As the profession contemplates the reality of Brexit, much continues to be said about the awe-inspiring scale of the challenge by the Law Society and others. But one quote sticks in the mind, and seems all the more telling (poignant, even) because it was uttered in those prelapsarian days before June’s poll.

Solicitor Timothy Kirkhope, Conservative MEP and home affairs spokesman for Europe, told a Gazette roundtable in March 2016: ‘I’ve got 400 separate measures sitting in the justice folder – 400 – that we will have to negotiate ourselves out of. And that’s just in one area of competence. The cost will be enormous.’

Another ghost of justice secretaries past, Chris Grayling, had declared it ‘ludicrous’ that withdrawal would take as long as the second world war.

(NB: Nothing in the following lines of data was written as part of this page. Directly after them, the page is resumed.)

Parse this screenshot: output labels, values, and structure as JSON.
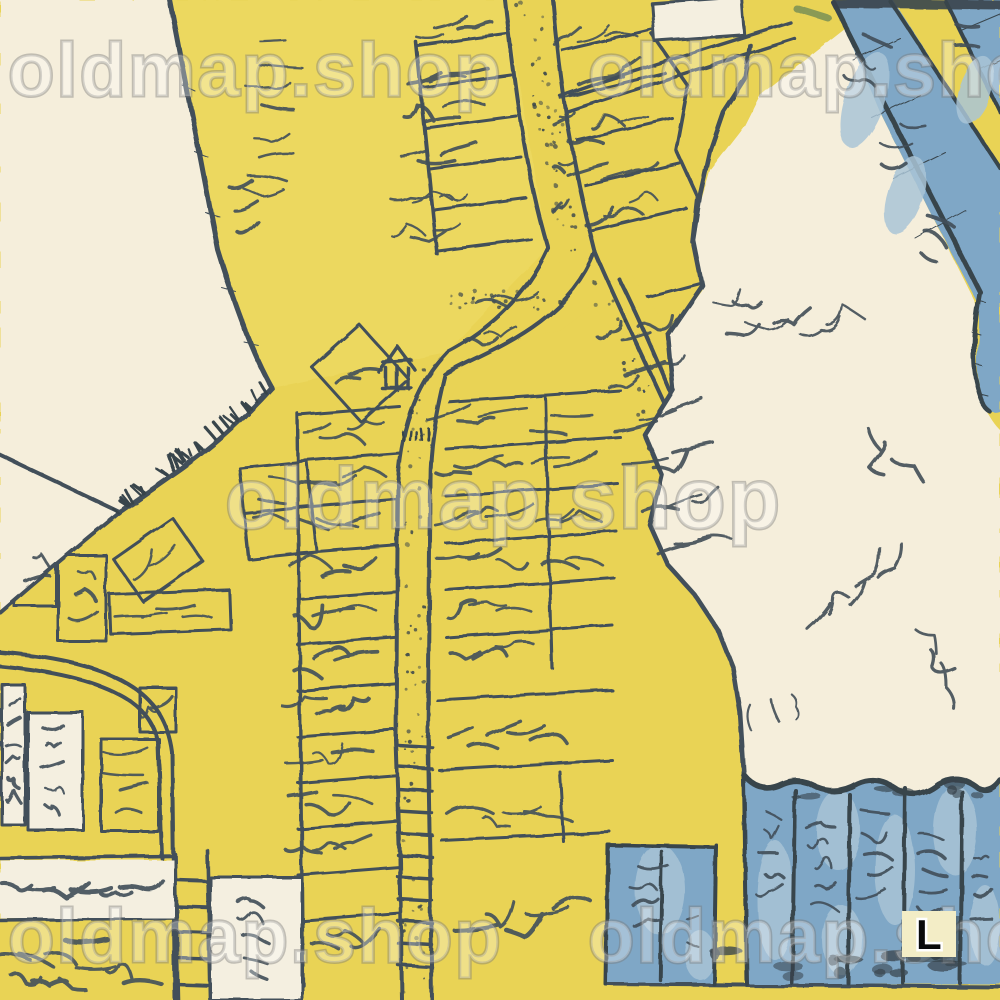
{
  "watermark": {
    "text": "oldmap.shop"
  },
  "badge": {
    "label": "L"
  },
  "colors": {
    "paper": "#f5eedb",
    "land": "#e9d355",
    "landlight": "#efdc66",
    "water": "#7fa7c6",
    "waterlight": "#a9c4d6",
    "inkcol": "#43505a",
    "inkdark": "#38444c",
    "parcelwhite": "#f4efe0",
    "badgebg": "#f3edc6",
    "bridge": "#8a9a55"
  }
}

But Kirkhope’s forecast then was for a ‘decade of very difficult negotiation and uncertainty’ if the UK voted leave.

Well, it seems we haven’t got a decade. And to paraphrase one Gazette reader, many MPs – let alone the public – still don’t know their acquis communautaire from their Statute of Proclamations (1539).

As ministers stumble in the dark, it is bitterly ironic that what they need – above all – is the goodwill of the UK’s peerless but endlessly traduced legal profession.